Ferritin mRNA: interactions of iron regulatory element with translational regulator protein P-90 and the effect on base-paired flanking regions.

Abstract
The ferritin iron regulatory element (IRE), a conserved sequence of 28 nucleotides in a hairpin loop, is a conserved mRNA-specific translational regulatory element; flanking the IRE are regions of varying sequence, which form 9-17 base pairs close to the 5' cap. P-90 is a ferritin mRNA-specific translation regulatory protein purified from animal liver and reticulocytes.
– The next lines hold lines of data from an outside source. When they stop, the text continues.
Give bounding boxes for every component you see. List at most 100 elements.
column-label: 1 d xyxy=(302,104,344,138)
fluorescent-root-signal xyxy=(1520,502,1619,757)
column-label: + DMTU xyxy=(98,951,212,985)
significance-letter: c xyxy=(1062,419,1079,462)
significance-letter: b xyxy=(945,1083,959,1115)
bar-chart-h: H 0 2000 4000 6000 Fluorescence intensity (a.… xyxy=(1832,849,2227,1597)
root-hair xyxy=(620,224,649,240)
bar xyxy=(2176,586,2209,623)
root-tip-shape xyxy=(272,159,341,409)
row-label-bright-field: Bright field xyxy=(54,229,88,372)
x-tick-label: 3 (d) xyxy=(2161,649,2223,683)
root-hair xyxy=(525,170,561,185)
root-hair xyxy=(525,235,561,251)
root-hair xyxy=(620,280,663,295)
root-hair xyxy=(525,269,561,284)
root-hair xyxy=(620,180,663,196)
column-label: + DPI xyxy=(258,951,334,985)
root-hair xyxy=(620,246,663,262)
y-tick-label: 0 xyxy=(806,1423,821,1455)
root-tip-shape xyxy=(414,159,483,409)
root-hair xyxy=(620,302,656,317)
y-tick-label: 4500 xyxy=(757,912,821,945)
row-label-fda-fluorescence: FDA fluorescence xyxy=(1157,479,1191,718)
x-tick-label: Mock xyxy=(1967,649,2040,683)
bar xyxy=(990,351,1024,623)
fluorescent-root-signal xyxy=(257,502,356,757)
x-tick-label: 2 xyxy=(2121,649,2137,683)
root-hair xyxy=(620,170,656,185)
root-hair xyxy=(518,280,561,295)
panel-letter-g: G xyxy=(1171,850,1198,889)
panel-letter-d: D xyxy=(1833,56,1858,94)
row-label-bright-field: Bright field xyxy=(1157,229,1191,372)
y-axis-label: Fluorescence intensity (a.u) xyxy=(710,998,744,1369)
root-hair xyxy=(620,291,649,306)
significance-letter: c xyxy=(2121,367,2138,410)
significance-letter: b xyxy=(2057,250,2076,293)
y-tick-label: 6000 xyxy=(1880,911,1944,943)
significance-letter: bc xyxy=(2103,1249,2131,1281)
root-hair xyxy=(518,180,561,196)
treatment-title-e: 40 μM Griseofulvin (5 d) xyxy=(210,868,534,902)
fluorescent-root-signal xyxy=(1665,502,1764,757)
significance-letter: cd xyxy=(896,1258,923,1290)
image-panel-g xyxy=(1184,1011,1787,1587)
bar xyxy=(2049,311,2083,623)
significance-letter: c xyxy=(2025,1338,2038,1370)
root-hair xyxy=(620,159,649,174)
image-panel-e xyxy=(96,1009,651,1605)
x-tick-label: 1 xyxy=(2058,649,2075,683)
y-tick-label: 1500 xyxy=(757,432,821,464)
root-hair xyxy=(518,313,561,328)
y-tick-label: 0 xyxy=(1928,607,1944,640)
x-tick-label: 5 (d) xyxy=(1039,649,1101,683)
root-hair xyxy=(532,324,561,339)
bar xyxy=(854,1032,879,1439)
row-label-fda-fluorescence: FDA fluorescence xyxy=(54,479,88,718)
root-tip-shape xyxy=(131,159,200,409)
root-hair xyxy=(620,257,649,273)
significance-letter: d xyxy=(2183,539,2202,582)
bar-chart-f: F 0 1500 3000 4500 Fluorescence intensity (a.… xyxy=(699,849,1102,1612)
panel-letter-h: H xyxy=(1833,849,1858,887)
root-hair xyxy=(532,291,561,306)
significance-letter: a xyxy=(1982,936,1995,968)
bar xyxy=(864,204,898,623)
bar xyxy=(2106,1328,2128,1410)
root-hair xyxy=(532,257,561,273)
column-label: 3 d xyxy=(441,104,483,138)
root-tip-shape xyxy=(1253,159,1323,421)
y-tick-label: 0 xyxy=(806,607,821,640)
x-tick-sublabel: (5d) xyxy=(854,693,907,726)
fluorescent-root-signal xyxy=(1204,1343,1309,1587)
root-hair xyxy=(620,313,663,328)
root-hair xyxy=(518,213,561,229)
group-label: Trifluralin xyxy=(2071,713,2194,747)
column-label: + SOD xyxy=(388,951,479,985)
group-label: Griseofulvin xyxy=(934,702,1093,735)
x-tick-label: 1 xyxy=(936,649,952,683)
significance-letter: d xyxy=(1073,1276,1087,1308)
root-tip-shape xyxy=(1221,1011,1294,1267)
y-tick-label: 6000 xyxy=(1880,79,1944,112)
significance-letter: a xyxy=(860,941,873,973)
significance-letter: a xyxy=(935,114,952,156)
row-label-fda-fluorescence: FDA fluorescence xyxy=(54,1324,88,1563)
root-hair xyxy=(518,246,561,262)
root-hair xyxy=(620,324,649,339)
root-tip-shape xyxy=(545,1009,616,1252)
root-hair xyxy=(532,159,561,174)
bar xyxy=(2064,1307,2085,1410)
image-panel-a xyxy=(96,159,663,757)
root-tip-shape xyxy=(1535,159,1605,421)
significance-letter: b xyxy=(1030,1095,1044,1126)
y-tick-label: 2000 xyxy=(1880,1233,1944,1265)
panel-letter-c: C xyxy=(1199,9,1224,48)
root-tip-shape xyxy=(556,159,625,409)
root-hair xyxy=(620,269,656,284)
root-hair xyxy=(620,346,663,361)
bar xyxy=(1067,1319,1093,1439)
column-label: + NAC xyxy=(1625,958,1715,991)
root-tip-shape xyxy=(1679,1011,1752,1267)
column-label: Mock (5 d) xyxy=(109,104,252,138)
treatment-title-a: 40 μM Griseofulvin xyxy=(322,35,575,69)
To study the P-90-RNA interaction, protein nucleases (RNase S1 and T1) and chemical nucleases FeEDTA and/or 1,10-phenanthroline-Cu were used as probes of an oligonucleotide (n = 55), containing the IRE and flanking regions (FL), and natural ferritin mRNA. Footprints and "toeprints" showed that P-90 binding was confined to the stem and loop of the IRE itself. However, P-90 altered the structure of the flanking region by increasing base stacking or helicity (RNase V1 sensitivity). Comparison of the reactivity of the IRE and flanking regions in natural mRNA and the 55-mer showed that long-range interactions included protecting bulges, single-stranded, and stacked regions from protein nucleases as well as stabilizing the P-90-RNA interaction. Structural integration of the IRE with the base-paired flanking regions was indicated by common features of reactivity (periodic hypersensitivity to FeEDTA) and changes in the FL region caused by P-90. The increased secondary structure of the IRE flanking regions caused by P-90 binding to the IRE provides a likely mechanism for blocking initiation of ferritin mRNA translation, since the combined structure (IRE + FL) is so close (8-17 nucleotides) to the cap.